Where is synchronization information stored in container formats?

It depends on the container itself. Different containers handle synchronization differently. The difference lies in the way the data itself is stored.

For example, the container can choose to just store parts that should be presented at the same time together, or insert synchronization points every one in a while, or even give every data chunk a timestamp.

Some containers can be time-based, while others are just a stream of data. Of course, the latter has performance advantages, but synchronization can be off, and seeking isn't possible without a specific index (like in AVI).

For example, the MPEG-2 Transport Stream, a very early container format, uses packetized elementary streams to store the data. For example, you'll have one packetized stream for video, and one for audio. In order to synchronize them, there is the Program Clock Reference field:

To enable a decoder to present synchronized content, such as audio tracks matching the associated video, at least once each 100 ms a Program Clock Reference, or PCR is transmitted in the adaptation field of an MPEG-2 transport stream packet. The PID with the PCR for an MPEG-2 program is identified by the pcr_pid value in the associated Program Map Table. The value of the PCR, when properly used, is employed to generate a system_timing_clock in the decoder. The STC decoder, when properly implemented, provides a highly accurate time base that is used to synchronize audio and video elementary streams.

The popular MP4 container is based on the QuickTime File Format and therefore shares a common base of features. Its specification can be found here. Synchronization is not part of metadata, it's part of the actual data itself. I haven't looked into the details though.

When using RTP Hint Tracks, an MP4 file can be prepared for streaming, by indicating which packets are correlated to which timestamp in the media. So, for example, a hint track will say: This packet here is made up of this video data and that audio data.

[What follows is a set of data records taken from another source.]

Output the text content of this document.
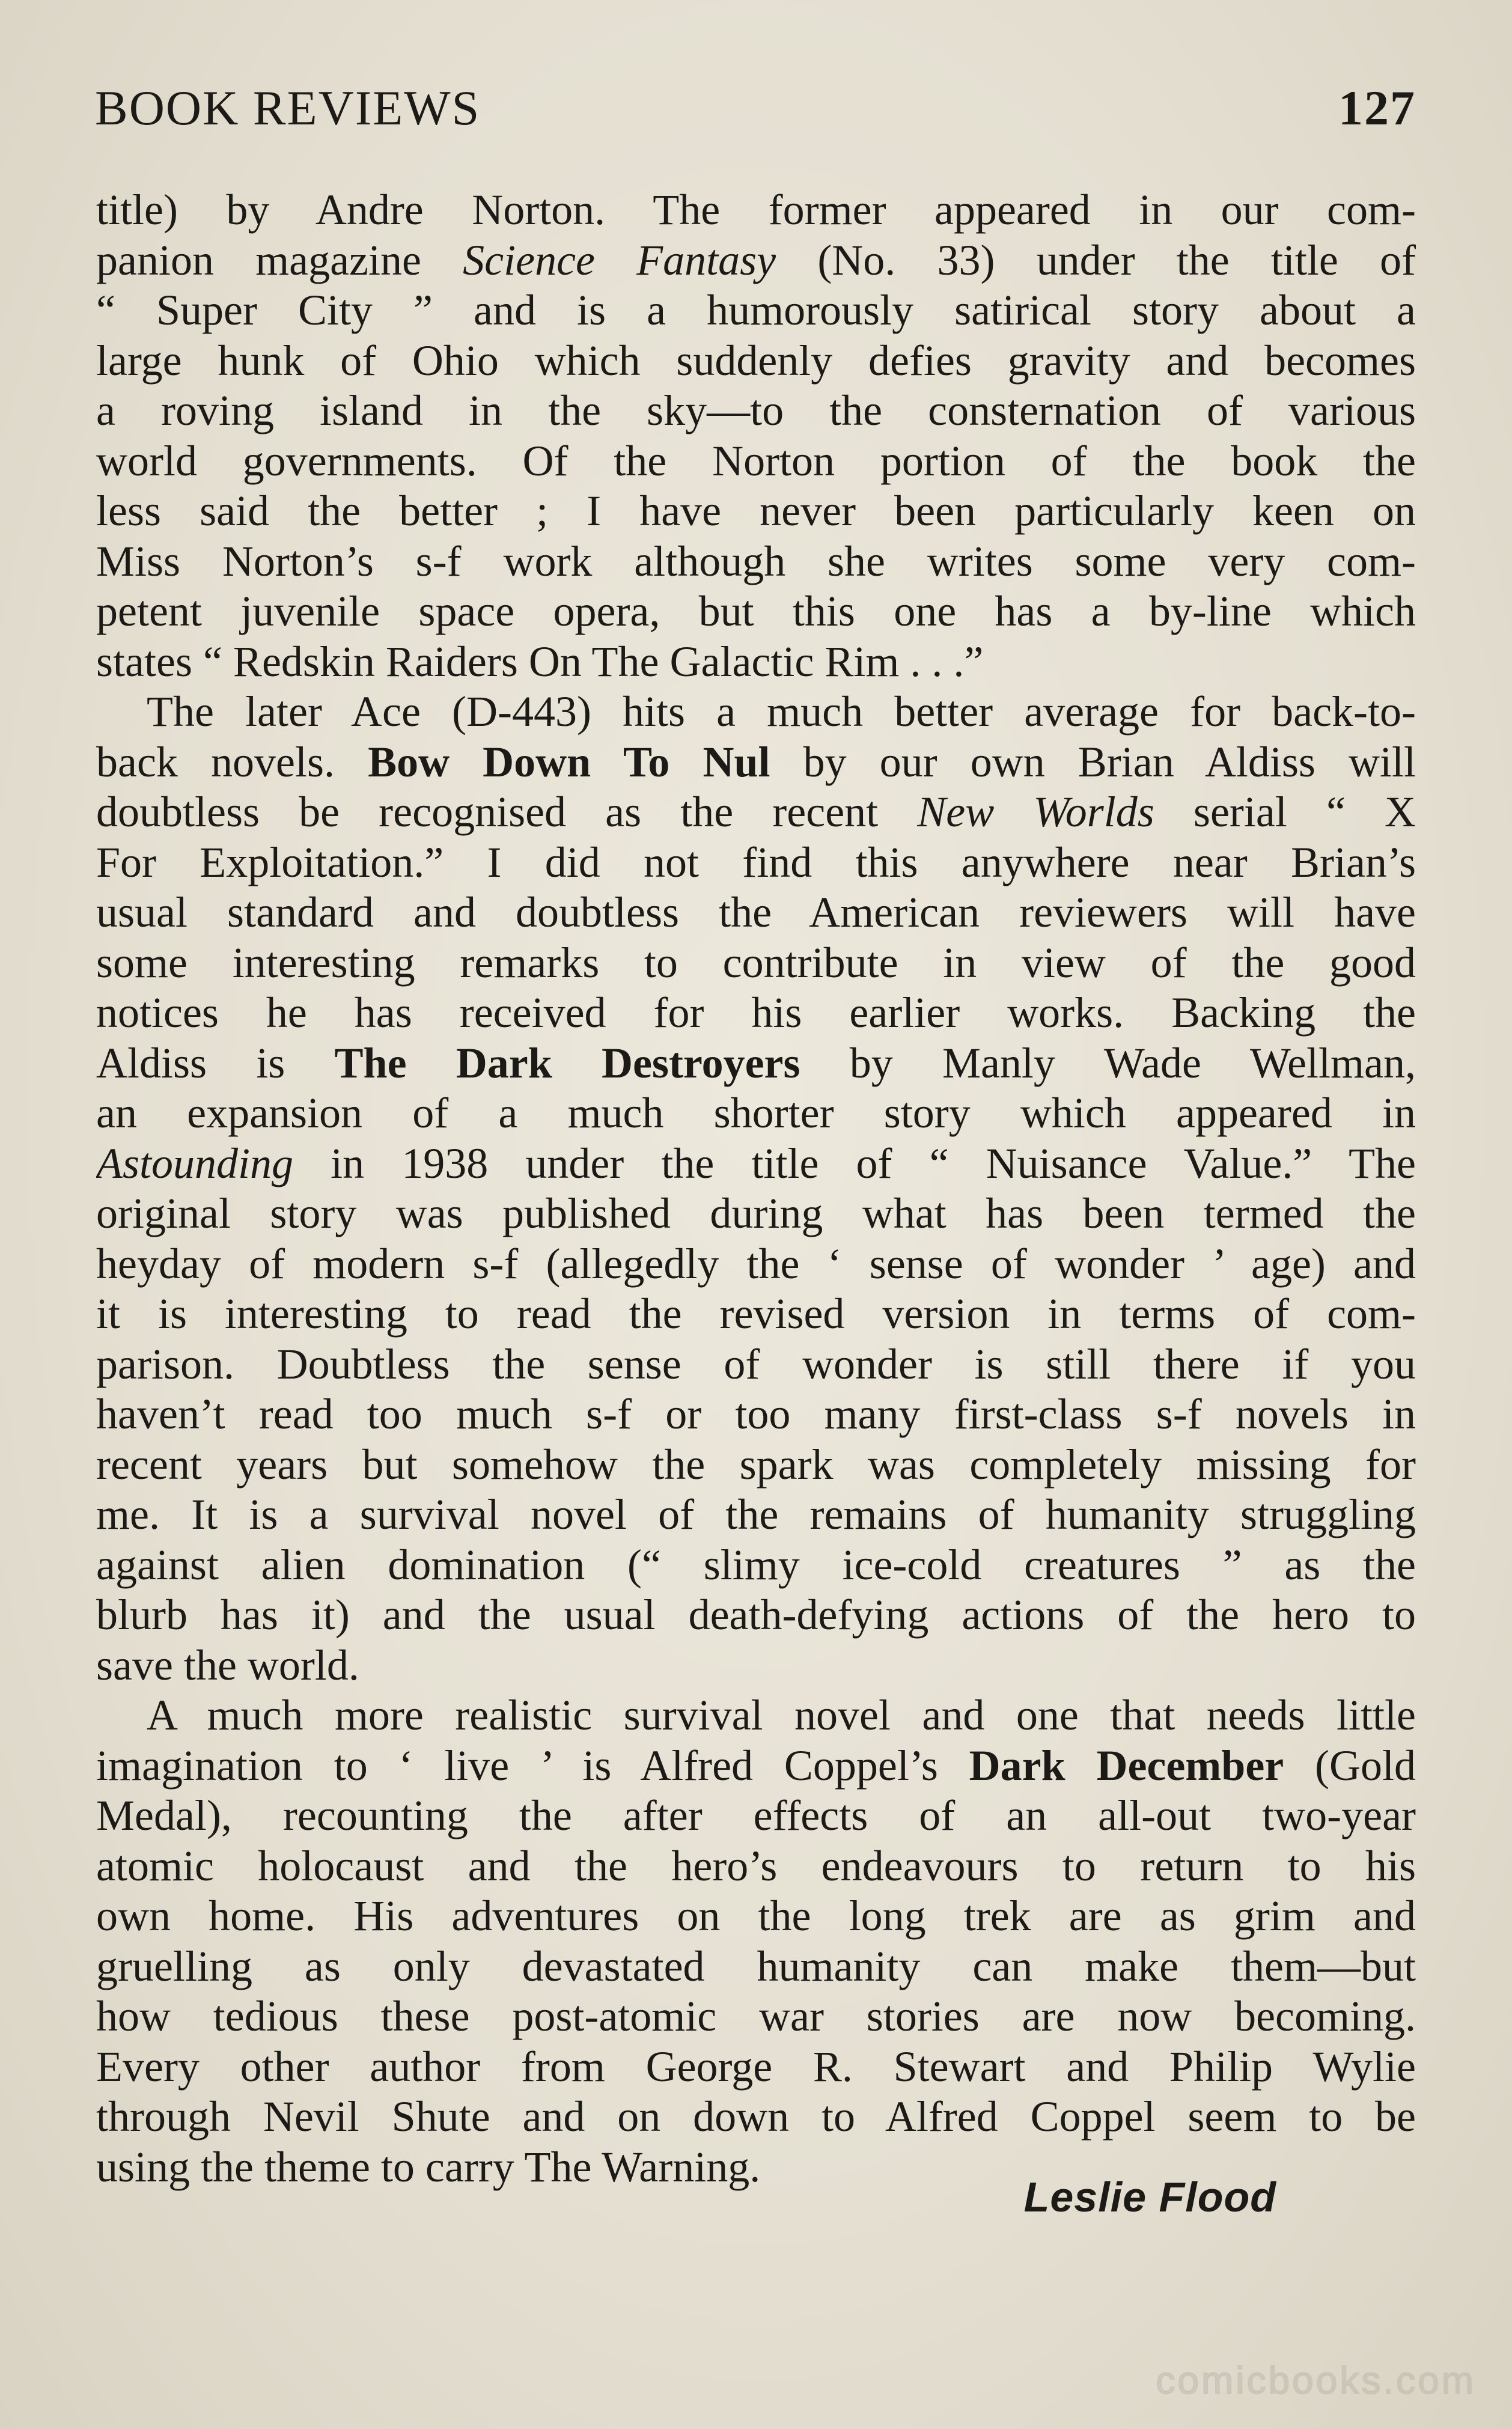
BOOK REVIEWS	127
title) by Andre Norton. The former appeared in our com-
panion magazine Science Fantasy (No. 33) under the title of
“ Super City ” and is a humorously satirical story about a
large hunk of Ohio which suddenly defies gravity and becomes
a roving island in the sky—to the consternation of various
world governments. Of the Norton portion of the book the
less said the better ; I have never been particularly keen on
Miss Norton’s s-f work although she writes some very com-
petent juvenile space opera, but this one has a by-line which
states “ Redskin Raiders On The Galactic Rim . . .”
The later Ace (D-443) hits a much better average for back-to-
back novels. Bow Down To Nul by our own Brian Aldiss will
doubtless be recognised as the recent New Worlds serial “ X
For Exploitation.” I did not find this anywhere near Brian’s
usual standard and doubtless the American reviewers will have
some interesting remarks to contribute in view of the good
notices he has received for his earlier works. Backing the
Aldiss is The Dark Destroyers by Manly Wade Wellman,
an expansion of a much shorter story which appeared in
Astounding in 1938 under the title of “ Nuisance Value.” The
original story was published during what has been termed the
heyday of modern s-f (allegedly the ‘ sense of wonder ’ age) and
it is interesting to read the revised version in terms of com-
parison. Doubtless the sense of wonder is still there if you
haven’t read too much s-f or too many first-class s-f novels in
recent years but somehow the spark was completely missing for
me. It is a survival novel of the remains of humanity struggling
against alien domination (“ slimy ice-cold creatures ” as the
blurb has it) and the usual death-defying actions of the hero to
save the world.
A much more realistic survival novel and one that needs little
imagination to ‘ live ’ is Alfred Coppel’s Dark December (Gold
Medal), recounting the after effects of an all-out two-year
atomic holocaust and the hero’s endeavours to return to his
own home. His adventures on the long trek are as grim and
gruelling as only devastated humanity can make them—but
how tedious these post-atomic war stories are now becoming.
Every other author from George R. Stewart and Philip Wylie
through Nevil Shute and on down to Alfred Coppel seem to be
using the theme to carry The Warning.
Leslie Flood
comicbooks.com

Those are ignored for local playback though.

AVI containers are based on RIFF. They store the individual data frames in "chunks". As the data itself can be split into individual frames (e.g. video frames, audio frames), this even works with variable bitrate content, as the frame length will always be the same. This document has an explanation of the AVI format in detail. The important aspect of synchronization is that the AVI is correctly multiplexed.

The Matroska container is similar to MP4 and others. It is entirely timecode-based, as you can see in this diagram. The data itself (e.g. video, audio) is split into Clusters and then Blocks. The timecode is more-or-less treated like a presentation timestamp.

One thing that I do want to mention however, to avoid confusion, is the Timecode. The quick eye will notice that there is one Timecode shown per Cluster, and then another within the Block structure itself. The way that this works is the Timecode in the Cluster is relative to the whole file. It is usually the Timecode that the first Block in the Cluster needs to be played at. The Timecode in the Block itself is relative to the Timecode in the Cluster. For example, lets say that the Timecode in the Cluster is set to 10 seconds, and you have a Block in that Cluster that is supposed to be played 12 seconds into the clip. This means that the Timecode in the Block would be set to 2 seconds

The Ogg container, which is not that popular, does it as follows:

Grouping defines how to interleave several logical bitstreams page-wise in the same physical bitstream. Grouping is for example needed for interleaving a video stream with several synchronised audio tracks using different codecs in different logical bitstreams.

However, Ogg does not know anything about the codec and a "time" concept:

Ogg does not have a concept of 'time': it only knows about sequentially increasing, unitless position markers. An application can only get temporal information through higher layers which have access to the codec APIs to assign and convert granule positions or time.